[![Open In Colab](https://colab.research.google.com/assets/colab-badge.svg)](https://colab.research.google.com/github/buildLittleWorlds/ml-math-with-densworld/blob/main/modules/01-statistics-probability/notebooks/04-hypothesis-testing.ipynb)

# Lesson 4: Hypothesis Testing

*"In the Archives, victory is not decided by truth, but by the margin of doubt. A Stone School philosopher may seem undefeated—but sample fifty of their debates, and you'll find that chance alone could explain their record."*  
— Mink Pavar, testimony before the Senate Inquiry

---

## The Core Problem

The Capital Archives preserve records of 256 formal debates between philosophical schools. Looking at the raw numbers, the Stone School appears dominant—their scholars seem to win more often.
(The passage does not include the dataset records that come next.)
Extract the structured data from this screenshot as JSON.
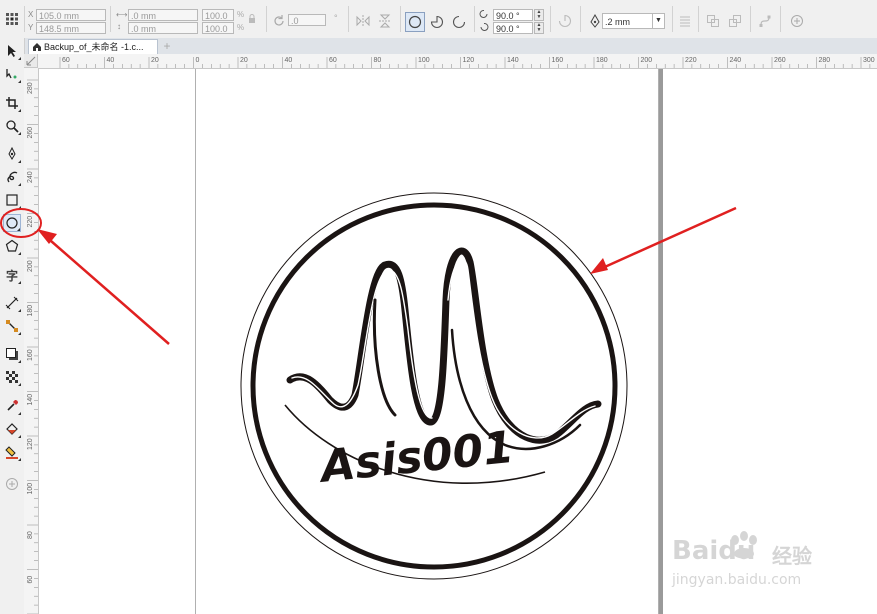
{
  "property_bar": {
    "x_value": "105.0 mm",
    "y_value": "148.5 mm",
    "width_value": ".0 mm",
    "height_value": ".0 mm",
    "scale_x": "100.0",
    "scale_y": "100.0",
    "rotation": ".0",
    "start_angle": "90.0 °",
    "end_angle": "90.0 °",
    "outline_width": ".2 mm"
  },
  "document_tab": {
    "title": "Backup_of_未命名 -1.c..."
  },
  "ruler_top": {
    "labels": [
      "60",
      "40",
      "20",
      "0",
      "20",
      "40",
      "60",
      "80",
      "100",
      "120",
      "140",
      "160",
      "180",
      "200",
      "220",
      "240",
      "260",
      "280",
      "300"
    ]
  },
  "ruler_left": {
    "labels": [
      "280",
      "260",
      "240",
      "220",
      "200",
      "180",
      "160",
      "140",
      "120",
      "100",
      "80",
      "60",
      "40"
    ]
  },
  "logo": {
    "text": "Asis001"
  },
  "watermark": {
    "brand": "Baidu",
    "brand_cn": "经验",
    "url": "jingyan.baidu.com"
  },
  "colors": {
    "annotation": "#e02020",
    "ink": "#1a1413"
  }
}
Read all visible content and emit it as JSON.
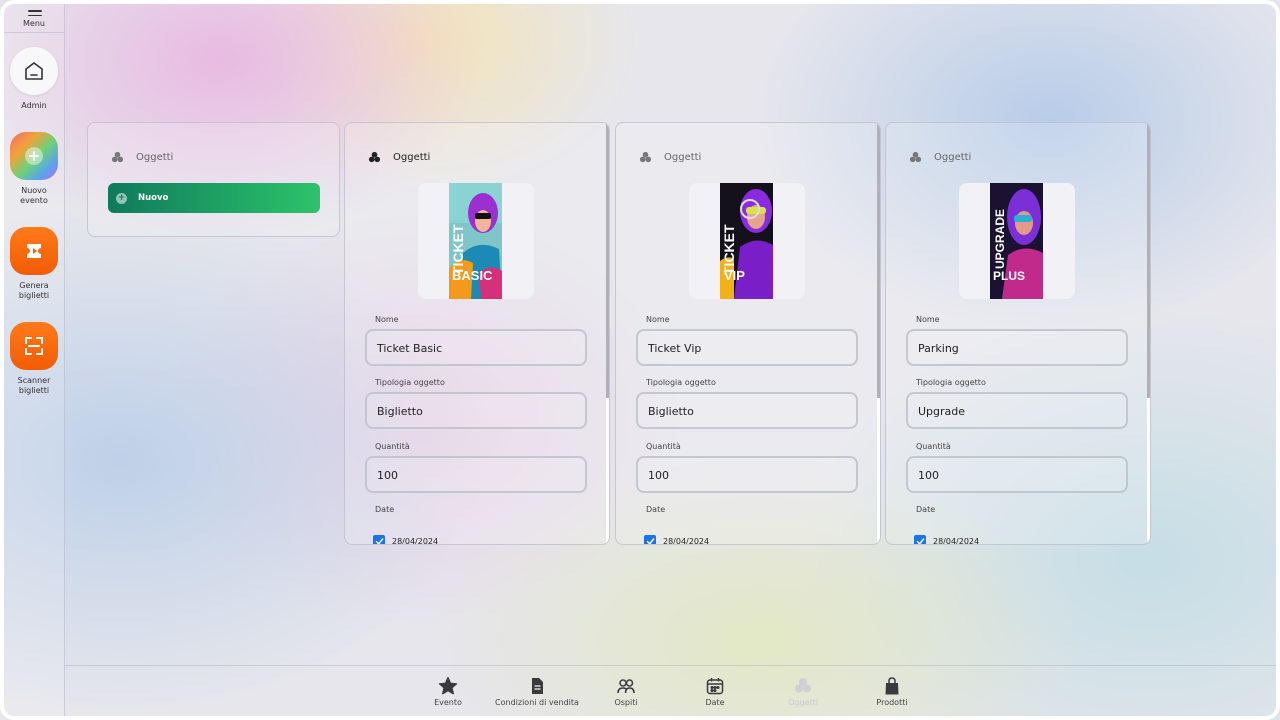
{
  "sidebar": {
    "menu_label": "Menu",
    "items": [
      {
        "label": "Admin",
        "icon": "home-icon"
      },
      {
        "label": "Nuovo evento",
        "icon": "plus-icon"
      },
      {
        "label": "Genera biglietti",
        "icon": "ticket-icon"
      },
      {
        "label": "Scanner biglietti",
        "icon": "scan-icon"
      }
    ]
  },
  "left_panel": {
    "title": "Oggetti",
    "new_button": "Nuovo"
  },
  "cards": [
    {
      "title": "Oggetti",
      "poster_line1": "TICKET",
      "poster_line2": "BASIC",
      "nome_label": "Nome",
      "nome": "Ticket Basic",
      "tipologia_label": "Tipologia oggetto",
      "tipologia": "Biglietto",
      "quantita_label": "Quantità",
      "quantita": "100",
      "date_label": "Date",
      "date": "28/04/2024",
      "date_checked": true
    },
    {
      "title": "Oggetti",
      "poster_line1": "TICKET",
      "poster_line2": "VIP",
      "nome_label": "Nome",
      "nome": "Ticket Vip",
      "tipologia_label": "Tipologia oggetto",
      "tipologia": "Biglietto",
      "quantita_label": "Quantità",
      "quantita": "100",
      "date_label": "Date",
      "date": "28/04/2024",
      "date_checked": true
    },
    {
      "title": "Oggetti",
      "poster_line1": "UPGRADE",
      "poster_line2": "PLUS",
      "nome_label": "Nome",
      "nome": "Parking",
      "tipologia_label": "Tipologia oggetto",
      "tipologia": "Upgrade",
      "quantita_label": "Quantità",
      "quantita": "100",
      "date_label": "Date",
      "date": "28/04/2024",
      "date_checked": true
    }
  ],
  "bottom_nav": [
    {
      "label": "Evento",
      "icon": "star-icon"
    },
    {
      "label": "Condizioni di vendita",
      "icon": "document-icon"
    },
    {
      "label": "Ospiti",
      "icon": "users-icon"
    },
    {
      "label": "Date",
      "icon": "calendar-icon"
    },
    {
      "label": "Oggetti",
      "icon": "clover-icon",
      "disabled": true
    },
    {
      "label": "Prodotti",
      "icon": "bag-icon"
    }
  ],
  "colors": {
    "accent_green_start": "#0f7a5c",
    "accent_green_end": "#2cc46a",
    "orange": "#f25c05",
    "checkbox_blue": "#1a73e8"
  }
}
But is this difference **real**, or could it be explained by random chance?

This is the fundamental question of **hypothesis testing**: when we see a pattern in our data, is it signal or noise?

---

## Learning Objectives

By the end of this lesson, you will:
1. Understand the null hypothesis as a "default assumption"
2. Interpret p-values correctly (and avoid common misconceptions)
3. Recognize Type I and Type II errors and their tradeoffs
4. Detect and avoid the multiple comparisons trap (p-hacking)

In [None]:
import numpy as np
import pandas as pd
import matplotlib.pyplot as plt
from scipy import stats

# Set random seed for reproducibility
np.random.seed(42)

# Nice plotting defaults
plt.style.use('seaborn-v0_8-whitegrid')
plt.rcParams['figure.figsize'] = (10, 6)

# Colab-ready data loading
BASE_URL = "https://raw.githubusercontent.com/buildLittleWorlds/ml-math-with-densworld/main/data/"

# Load the scholar debates dataset
debates = pd.read_csv(BASE_URL + "scholar_debates.csv")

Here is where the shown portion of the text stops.